Une explosion dans le bâtiment abritant le réacteur n°1 de la centrale de Fukushima Dai-ichi détruit le toit et la structure supérieure de ce bâtiment, blesse au moins quatre employés, alors qu'une hausse de la radioactivité est déjà mesurée aux alentours du site, vraisemblablement suite aux vapeurs et gaz relâchés par mesure de sécurité pour refroidir le réacteur. L'explication de l'explosion pourrait être la suivante : suite à un début de fusion du cœur, le niveau de température très élevé amène à la formation d'hydrogène (par réaction chimique d'oxydation des gaines du combustible en Zircaloy avec l'eau) ; c'est cet hydrogène, présent dans les gaz relâchés hors du réacteur, qui aurait provoqué l'explosion. De la même façon, le lendemain, la structure du réacteur n°3 a explosé et le réacteur n°2 a perdu tout son liquide de refroidissement, laissant présager la fusion du cœur du réacteur n°2. Classé dans un premier temps au niveau 4, cet accident majeur a été relevé au niveau maximum de l'échelle internationale le 12 avril 2011.

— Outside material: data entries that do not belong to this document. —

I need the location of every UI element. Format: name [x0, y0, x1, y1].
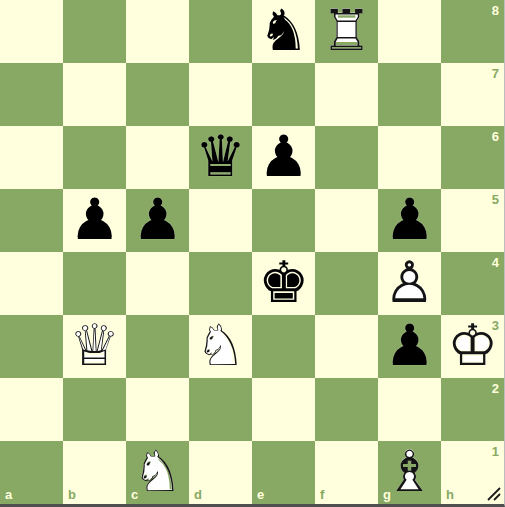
piece-white-queen[interactable]: ♛♕ [63, 315, 126, 378]
square-e7[interactable] [252, 63, 315, 126]
square-c6[interactable] [126, 126, 189, 189]
piece-glyph: ♟ [126, 190, 189, 247]
square-g1[interactable]: g♝♗ [378, 441, 441, 504]
square-b7[interactable] [63, 63, 126, 126]
square-f5[interactable] [315, 189, 378, 252]
file-label-e: e [257, 488, 264, 501]
rank-label-4: 4 [492, 256, 499, 269]
square-d4[interactable] [189, 252, 252, 315]
square-a8[interactable] [0, 0, 63, 63]
piece-black-knight[interactable]: ♞ [252, 0, 315, 63]
square-f6[interactable] [315, 126, 378, 189]
square-f4[interactable] [315, 252, 378, 315]
piece-glyph: ♚ [252, 253, 315, 310]
square-h4[interactable]: 4 [441, 252, 504, 315]
piece-black-pawn[interactable]: ♟ [252, 126, 315, 189]
piece-black-pawn[interactable]: ♟ [378, 189, 441, 252]
chess-board: ♞♜♖87♛♟6♟♟♟5♚♟♙4♛♕♞♘♟3♚♔2abc♞♘defg♝♗1h [0, 0, 505, 507]
square-a6[interactable] [0, 126, 63, 189]
piece-white-pawn[interactable]: ♟♙ [378, 252, 441, 315]
square-b4[interactable] [63, 252, 126, 315]
square-d1[interactable]: d [189, 441, 252, 504]
square-b3[interactable]: ♛♕ [63, 315, 126, 378]
piece-black-king[interactable]: ♚ [252, 252, 315, 315]
piece-outline-layer: ♘ [126, 442, 189, 499]
square-c3[interactable] [126, 315, 189, 378]
piece-glyph: ♞ [252, 1, 315, 58]
square-c8[interactable] [126, 0, 189, 63]
piece-outline-layer: ♙ [378, 253, 441, 310]
rank-label-1: 1 [492, 445, 499, 458]
square-g4[interactable]: ♟♙ [378, 252, 441, 315]
piece-glyph: ♟ [63, 190, 126, 247]
square-d5[interactable] [189, 189, 252, 252]
square-h1[interactable]: 1h [441, 441, 504, 504]
piece-white-knight[interactable]: ♞♘ [189, 315, 252, 378]
square-g8[interactable] [378, 0, 441, 63]
square-h6[interactable]: 6 [441, 126, 504, 189]
square-d2[interactable] [189, 378, 252, 441]
square-e1[interactable]: e [252, 441, 315, 504]
square-d8[interactable] [189, 0, 252, 63]
piece-glyph: ♟ [378, 316, 441, 373]
file-label-f: f [320, 488, 324, 501]
rank-label-8: 8 [492, 4, 499, 17]
piece-glyph: ♟ [252, 127, 315, 184]
square-b8[interactable] [63, 0, 126, 63]
square-g6[interactable] [378, 126, 441, 189]
file-label-h: h [446, 488, 454, 501]
square-d7[interactable] [189, 63, 252, 126]
piece-outline-layer: ♕ [63, 316, 126, 373]
square-c7[interactable] [126, 63, 189, 126]
piece-glyph: ♛ [189, 127, 252, 184]
piece-white-rook[interactable]: ♜♖ [315, 0, 378, 63]
square-f2[interactable] [315, 378, 378, 441]
piece-white-king[interactable]: ♚♔ [441, 315, 504, 378]
square-h7[interactable]: 7 [441, 63, 504, 126]
square-c4[interactable] [126, 252, 189, 315]
square-g7[interactable] [378, 63, 441, 126]
piece-outline-layer: ♔ [441, 316, 504, 373]
file-label-b: b [68, 488, 76, 501]
piece-white-bishop[interactable]: ♝♗ [378, 441, 441, 504]
square-b2[interactable] [63, 378, 126, 441]
piece-outline-layer: ♘ [189, 316, 252, 373]
square-e2[interactable] [252, 378, 315, 441]
square-d6[interactable]: ♛ [189, 126, 252, 189]
square-a3[interactable] [0, 315, 63, 378]
square-b5[interactable]: ♟ [63, 189, 126, 252]
square-e6[interactable]: ♟ [252, 126, 315, 189]
square-h8[interactable]: 8 [441, 0, 504, 63]
square-d3[interactable]: ♞♘ [189, 315, 252, 378]
rank-label-6: 6 [492, 130, 499, 143]
square-e3[interactable] [252, 315, 315, 378]
square-g3[interactable]: ♟ [378, 315, 441, 378]
piece-glyph: ♟ [378, 190, 441, 247]
square-c2[interactable] [126, 378, 189, 441]
square-e4[interactable]: ♚ [252, 252, 315, 315]
piece-black-pawn[interactable]: ♟ [63, 189, 126, 252]
square-h3[interactable]: 3♚♔ [441, 315, 504, 378]
square-e8[interactable]: ♞ [252, 0, 315, 63]
square-h2[interactable]: 2 [441, 378, 504, 441]
square-a5[interactable] [0, 189, 63, 252]
resize-handle-icon[interactable] [487, 487, 501, 501]
board-grid: ♞♜♖87♛♟6♟♟♟5♚♟♙4♛♕♞♘♟3♚♔2abc♞♘defg♝♗1h [0, 0, 504, 504]
square-e5[interactable] [252, 189, 315, 252]
piece-outline-layer: ♖ [315, 1, 378, 58]
square-f8[interactable]: ♜♖ [315, 0, 378, 63]
square-g2[interactable] [378, 378, 441, 441]
file-label-d: d [194, 488, 202, 501]
piece-black-pawn[interactable]: ♟ [378, 315, 441, 378]
piece-black-pawn[interactable]: ♟ [126, 189, 189, 252]
piece-white-knight[interactable]: ♞♘ [126, 441, 189, 504]
square-f7[interactable] [315, 63, 378, 126]
square-b1[interactable]: b [63, 441, 126, 504]
square-f3[interactable] [315, 315, 378, 378]
square-a4[interactable] [0, 252, 63, 315]
square-b6[interactable] [63, 126, 126, 189]
square-c5[interactable]: ♟ [126, 189, 189, 252]
rank-label-7: 7 [492, 67, 499, 80]
file-label-a: a [5, 488, 12, 501]
square-a1[interactable]: a [0, 441, 63, 504]
rank-label-5: 5 [492, 193, 499, 206]
rank-label-2: 2 [492, 382, 499, 395]
square-a7[interactable] [0, 63, 63, 126]
square-c1[interactable]: c♞♘ [126, 441, 189, 504]
square-f1[interactable]: f [315, 441, 378, 504]
square-h5[interactable]: 5 [441, 189, 504, 252]
piece-black-queen[interactable]: ♛ [189, 126, 252, 189]
piece-outline-layer: ♗ [378, 442, 441, 499]
square-a2[interactable] [0, 378, 63, 441]
square-g5[interactable]: ♟ [378, 189, 441, 252]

Échelle de classement des incidents et accidents

L'AIEA a mis en place l'échelle INES (de l'anglais International Nuclear Event Scale) pour qualifier la gravité d'un événement lié au nucléaire. Elle est utilisée au niveau international depuis 1991. Graduée selon 8 niveaux (de 0 à 7), elle se base sur des critères objectifs et subjectifs pour caractériser un événement.


Cette échelle est utilisée depuis 1991, ce qui signifie que la plupart des accidents (niveau supérieur ou égal à 4) ont été classés après coup.

Cette échelle peut servir notamment de critère pour savoir si un incident peut être qualifié d'accident ou d'incident nucléaire. Les « accidents nucléaires » sont des événements impliquant une contamination radiologique plus ou moins importante.

Pour l'échelle INES, les « accidents » à proprement parler sont principalement ceux qui ont une incidence en dehors du site, exposant le public à une contamination radiologique. Sont également comptés comme « accidents » les événements provoquant une destruction partielle ou totale d'un réacteur, même lorsqu'il n'y a pas eu d'exposition du public.

Un accident nucléaire est qualifié « d’incident » nucléaire si l'on juge que sa gravité et ses conséquences sur les populations et l'environnement sont très faibles.

Avant l'échelle INES, la France utilisait l'échelle suivante à 6 niveaux.



C'est cette échelle, initialement mise en place à l'initiative du Conseil Supérieur de la Sûreté et de l'Information Nucléaires (CSSIN) en 1987, et adoptée en France d'avril 1988, et jusqu'en avril 1994, que le ministère chargé de l'Industrie, autorité en matière de sûreté, mentionnait au cas par cas le niveau de gravité des incidents et accidents concernant les Installations Nucléaires de Base (INB).

Qu’est-ce qu’un Accident Nucléaire

Un accident nucléaire, ou accident radiologique, est un événement qui risque d’entraîner une émission de matières radioactives ou un niveau de radioactivité susceptible de porter atteinte à la santé publique (ci-joint une échelle de dose et les effets associés).

Les « accidents nucléaires » peuvent survenir dans un site de l'industrie électronucléaire (une usine d'enrichissement de l'uranium, une centrale nucléaire de production d'électricité, une usine de traitement du combustible usé, un centre de stockage de déchets radioactifs) ou dans un autre établissement exerçant une activité nucléaire (site militaire, hôpital, laboratoire de recherche, etc.), ou encore dans un sous-marin, un porte-avions ou un brise-glace à propulsion nucléaire.

Les accidents peuvent aussi se produire lors des transports de matières radioactives (notamment à usage médical, mais également combustible nucléaire, déchets radioactifs ou armes nucléaires). Ce dernier aspect ne sera pas évoqué ici.